Auf der A3: vierspurig und trotzdem geht nichts!


Das stimmt nicht ganz, manchmal schlängelt sich von rechts jemand in die dritte Spur ein, um dann bei möglichem Schritttempo zwei Autos weiter in die linke Spur zu scheren…


Plötzlich bewegt sich sogar der Standstreifen. Oder besser gesagt: es kommt Bewegung auf den Standstreifen, bis dass auch dort zu viele Autolenker verbotenerweise versuchen, die nächste Ausfahrt zu erreichen. Dumm nur, wenn eine Unachtsamkeit dort zum Crash führt. Stillstand anstatt Standstreifen!


Wobei Staus glücklicherweise nicht immer unfallbedingt sind. Manchmal geht es lange Zeit sehr zähflüssig voran. So, als ob gerade vor uns ein Planwagen mit 2 PS-Pferdestärken auf der Autobahn unterwegs sei. Und dann – plötzlich – nichts – wie von Zauberhand!


Die Geschwindigkeit wird wieder normal. Na ja, was man gerade in der Ferienzeit so normal nennt. Allerdings hat sich meine Haltung dazu verändert.
Früher stieg die Nervosität, wenn so etwas auf dem Weg zum Kundentermin passierte - trotz Pufferzeitenplanung.

Als dann das Handy mit Freisprechanlage ins Auto Einzug hielt, wurde es schon besser. Kurzer Anruf beim Kunden, bitte um Verständnis.

 

Es gibt immer mindestens zwei Alternativen:


1. Kunde will nicht warten, wir machen direkt einen neuen Termin aus. Bei nächster Gelegenheit fahre ich von der Autobahn ab, drehe um und ärgere mich etwas über die Leerfahrt. Oder ich versuche spontan bei anderen Kunden auf dem Weg vorbei zu schauen. Kontaktpflege braucht ja auch ihre Zeit.


2. Der Kundentermin beginnt später, nachfolgender Kunde muss ebenfalls etwas verschoben oder das erste Gespräch verkürzt werden.
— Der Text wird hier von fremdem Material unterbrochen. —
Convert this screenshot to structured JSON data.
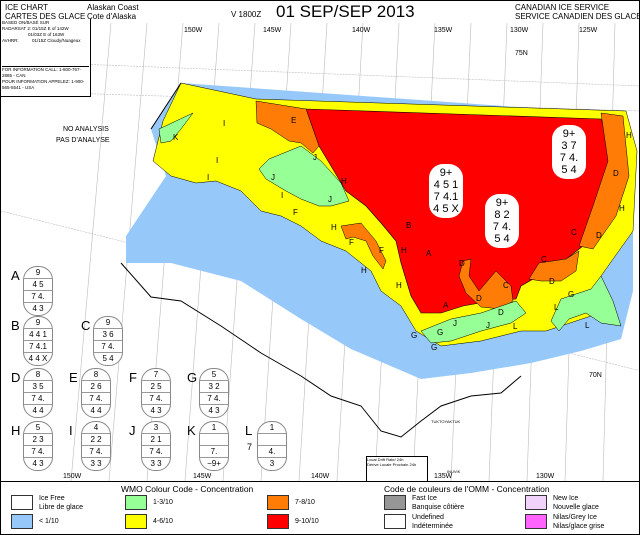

Das Parkinson‘sche Gesetz passt hier prima. Ganz entspannt sind beide Situationen nicht.


Inzwischen habe ich mein humorvoll genanntes „Autobahn-Mantra“ entwickelt. Hilft mir prima, um ruhig und gelassen auf der rechten Spur zu bleiben: „Ich stehe lieber im Stau und warte, als dass ich der Auslöser dafür bin“.


Denn nichts und niemand kann so wichtig und dringend sein, als dass ich die eigene Gesundheit dafür aufs Spiel setze.

Und manchmal kommt es sogar zu lustigen Begegnungen von Fenster zu Fenster - halten Sie die Augen offen!


In diesem Sinne wünsche ich Ihnen allzeit gute und staufreie Fahrt.